Second, the database would have to include easy access to literature about the drugs, including internal literature generated by the drug companies. We want doctors and patients to be able to make informed decisions about these unapproved drugs, but we can’t expect them to all become experts in pharmacovigilance (the science of reviewing adverse event database) nor can we expect them to spend hours on Google Scholar looking for recent literature on the drugs. The websites need to be able to point doctors directly to the medical literature, and the drug companies need to be responsible for keeping those databases up-to-date and for including their own literature. If, for example, a drug company does a study in primates that shows the drug has a high risk of a certain side effect, that information should be made available immediately to any doctor prescribing the drug and any patient using it. If, for another example, a drug company does a study in transgenic mice that shows the drug isn’t effective, that, too, should be made available immediately. Anything less would create a situation in which doctors are prescribing, and patients are using, unapproved drugs with less than full scientific information about the drugs, the exact situation that “Free To Choose Medicine” is trying to avoid.
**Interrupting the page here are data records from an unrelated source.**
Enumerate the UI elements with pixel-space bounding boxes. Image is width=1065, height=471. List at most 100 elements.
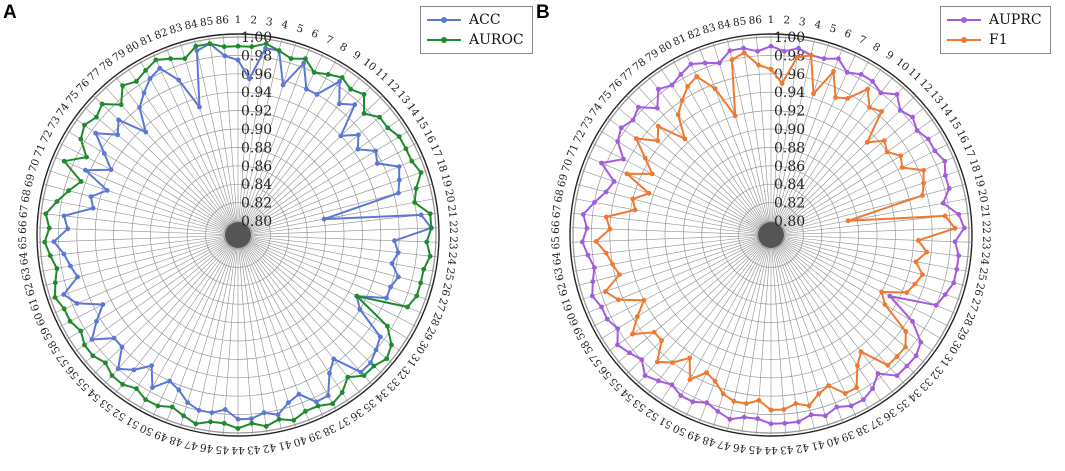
radar-spoke: [237, 142, 417, 236]
data-point: [385, 125, 391, 131]
category-label: 59: [38, 325, 55, 342]
data-point: [361, 373, 367, 378]
category-label: 21: [978, 204, 991, 219]
radar-spoke: [237, 234, 383, 375]
radar-spoke: [685, 52, 772, 236]
radar-spoke: [636, 234, 772, 385]
data-point: [894, 373, 900, 378]
series-auprc: [579, 43, 967, 427]
radar-spoke: [38, 234, 239, 258]
data-point: [330, 401, 336, 407]
data-point: [918, 339, 924, 345]
data-point: [920, 193, 925, 198]
radar-spoke: [38, 212, 239, 236]
radar-spoke: [712, 234, 772, 428]
data-point: [222, 53, 228, 59]
radar-spoke: [237, 38, 282, 236]
radar-spoke: [770, 38, 815, 236]
radar-spoke: [727, 234, 772, 432]
category-label: 29: [421, 325, 438, 342]
category-label: 81: [138, 32, 155, 49]
data-point: [607, 226, 613, 232]
data-point: [396, 190, 401, 196]
data-point: [46, 225, 52, 231]
data-point: [670, 360, 675, 365]
radar-spoke: [103, 85, 239, 236]
radar-spoke: [237, 234, 297, 428]
data-point: [921, 167, 926, 173]
data-point: [247, 76, 252, 82]
radial-tick-labels: 0.80 0.82 0.84 0.86 0.88 0.90 0.92 0.94 0.96 0.98…: [241, 30, 272, 230]
data-point: [418, 212, 424, 218]
data-point: [881, 138, 887, 144]
data-point: [952, 239, 958, 245]
data-point: [168, 56, 174, 62]
data-point: [755, 416, 760, 422]
data-point: [903, 344, 908, 350]
data-point: [904, 290, 910, 295]
category-label: 43: [247, 443, 261, 456]
data-point: [134, 386, 139, 391]
data-point: [618, 125, 624, 131]
radar-spoke: [52, 156, 239, 236]
category-label: 37: [867, 414, 885, 431]
data-point: [669, 82, 675, 88]
radar-spoke: [770, 234, 906, 385]
data-point: [823, 413, 828, 419]
data-point: [584, 225, 590, 231]
data-point: [78, 328, 84, 334]
radar-spoke: [152, 234, 239, 418]
category-label: 66: [17, 220, 29, 234]
data-point: [147, 76, 153, 81]
radar-spoke: [47, 234, 239, 301]
category-label: 63: [19, 266, 33, 281]
radar-spoke: [237, 234, 268, 434]
data-point: [779, 81, 785, 86]
data-point: [836, 56, 841, 62]
data-point: [221, 420, 227, 426]
radar-chart-a: 0.80 0.82 0.84 0.86 0.88 0.90 0.92 0.94 0.96 0.98…: [17, 14, 459, 456]
data-point: [956, 212, 962, 217]
category-label: 60: [32, 311, 48, 328]
data-point: [427, 253, 433, 259]
category-label: 9: [884, 49, 896, 63]
category-label: 22: [980, 220, 992, 234]
radar-spoke: [126, 234, 239, 403]
category-label: 82: [686, 26, 703, 42]
data-point: [894, 92, 900, 97]
data-point: [741, 45, 746, 51]
data-point: [361, 111, 367, 116]
radar-spoke: [237, 234, 417, 328]
category-label: 4: [280, 19, 289, 32]
data-point: [887, 293, 893, 299]
data-point: [176, 77, 182, 83]
data-point: [208, 419, 213, 425]
category-label: 51: [124, 414, 142, 431]
data-point: [119, 344, 125, 350]
radar-spoke: [223, 234, 239, 436]
data-point: [654, 105, 660, 111]
data-point: [768, 421, 774, 427]
radar-chart-b: 0.80 0.82 0.84 0.86 0.88 0.90 0.92 0.94 0.96 0.98…: [550, 14, 992, 456]
category-label: 19: [972, 173, 987, 189]
radar-spoke: [592, 234, 772, 328]
data-point: [153, 57, 159, 63]
radar-spoke: [237, 198, 436, 236]
data-point: [956, 253, 962, 258]
data-point: [899, 165, 905, 171]
category-label: 60: [565, 311, 581, 328]
category-label: 83: [701, 21, 717, 36]
radar-spoke: [770, 234, 883, 403]
data-point: [280, 82, 286, 88]
category-label: 82: [153, 26, 170, 42]
category-label: 49: [153, 428, 170, 444]
legend-a: ACC AUROC: [420, 6, 533, 54]
data-point: [424, 239, 430, 245]
data-point: [585, 252, 591, 258]
data-point: [580, 212, 586, 217]
data-point: [377, 114, 382, 120]
legend-swatch-f1: [947, 34, 981, 46]
radar-spoke: [770, 227, 972, 236]
radar-spoke: [727, 38, 772, 236]
legend-label: AUROC: [469, 32, 524, 48]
And that’s the big catch: I highly doubt the big pharmaceutical companies would ever allow that kind of access into their internal data. The big drug companies don’t want doctors or patients to know the real scientific data about their drugs. Rather, they want them to have a narrow slice of it, just the good parts. But if we’re going to start giving patients access to unapproved medications, true transparency is the only way we can prevent drug companies from exploiting the process by dumping unsafe and untested medications on the public.